Что? Говоришь, у меня бока ввалились, и Палыч тоже мордой исхудал? Как ты внимание-то обратила, да и сам теперь вижу, а то не замечал. Ну, все-все…


Ну, Бе-е-сси, ну, отстань! А-а-эх! Чего ты так взволновалась?

Да? Я вчера тебе не сказал? Нет, не все. Из наших одного взрывника – правда не с нашего отдела – в клочья разнесло и нашу Ульму – тоже зацепило. Ее вольер отсюда не видно. Ну, спокойно, спокойно, я тебе расскажу все по порядку. Как приехали на станцию, то…

…Ну, ладно, чего ты орешь? Не по порядку – значит, не по порядку, чего разошлась, убери лапы, говорю!

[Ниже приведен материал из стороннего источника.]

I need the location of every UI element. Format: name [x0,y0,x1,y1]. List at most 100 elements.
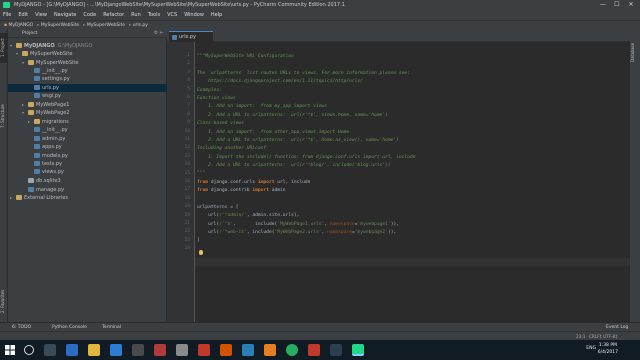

Люк, Люк. Я уже десять лет, как Люк…

…Прости, я не знал, что вы с ней одного помета. Не реви. Она просто неосторожна была. Ну, слушай! Только не перебивай, и кость вон ту спрячь, а то мысли все сбивает. Да не хочу я жрать!

Ну, вот. Было это с нами недели через две после того, как прибыли. Нас было четырнадцать, а весь временный отдел человек семьсот, что ли. Стали хорошим биваком, как на соревнованиях бывало. Почистили все вокруг на полкилометра, заминировали, растяжечки поставили свои. А в тот день поднимают и говорят: дорожку проверить надо Урюпинскому ОМОНу, они на брониках передислоцироваться собрались в другой район.

Мы пошли как всегда: я посредине дороги с Палычем, а Ульма и Гром по обочинам. Идем, работаем. Мне Палыч ичиги соорудил, на лапы одевал, когда по каменистой дороге шли. А там все дороги каменистые. Ну, да ты знаешь Палыча, он вообще душа-человек, для своего пса в лепешку разобьется. Оно и понятно: Гром и Ульма – они европейцы, у них лапы вон какие, когти, подушечки твердые, а кто я против них: спаниель, охотник, не боец. Это по носу они мне в подметки не годятся, пацанва! А в драке или вот в таких случаях, где нужны вес, масть, клык, шкура, когти: тут я пас.

Ну вот, они метрах в двадцати впереди по обочинам идут, потом мы, за нами взрывник метрах в десяти идет, дальше – еще двое наших с начальством, а потом уже и техника. Это хорошо, что техника далеко от нас ходит, работать не мешает, а то знаешь ведь, как эти бэтээры воняют. А тут удачно было, ветерок – от нас. Чую – вот он, посреди дороги – заряд! Хороший такой, мощный. Фугас стодвадцатимиллиметровый. Я Палычу сразу – посадку, не доходя до самого фугаса с полметра, и мордой показываю, где он установлен. Палыч заметил, за поводок меня оттягивает, взрывнику тихонечко говорит – закладка, мол. Взрывник орет – всем залечь! Ну, мы с Палычем в кювет. Он меня, как всегда, собой прикрывает. Я стеснялся поначалу, а потом он мне рассказал, что на нем под разгрузкой бронежилет какой-никакой, а я-то – голый. Поэтому он меня и прикрывает, хоть я по рангу ниже. За нос меня ценит. Говорит, без меня ему, да и всем им двуногим – хана!

И тут, представляешь, Ульма с поводка срывается и к этому взрывнику во все лопатки бежит. Я подумал, что не поняла его команды, что ли? Рванулась на перехват? От кого? Непонятно.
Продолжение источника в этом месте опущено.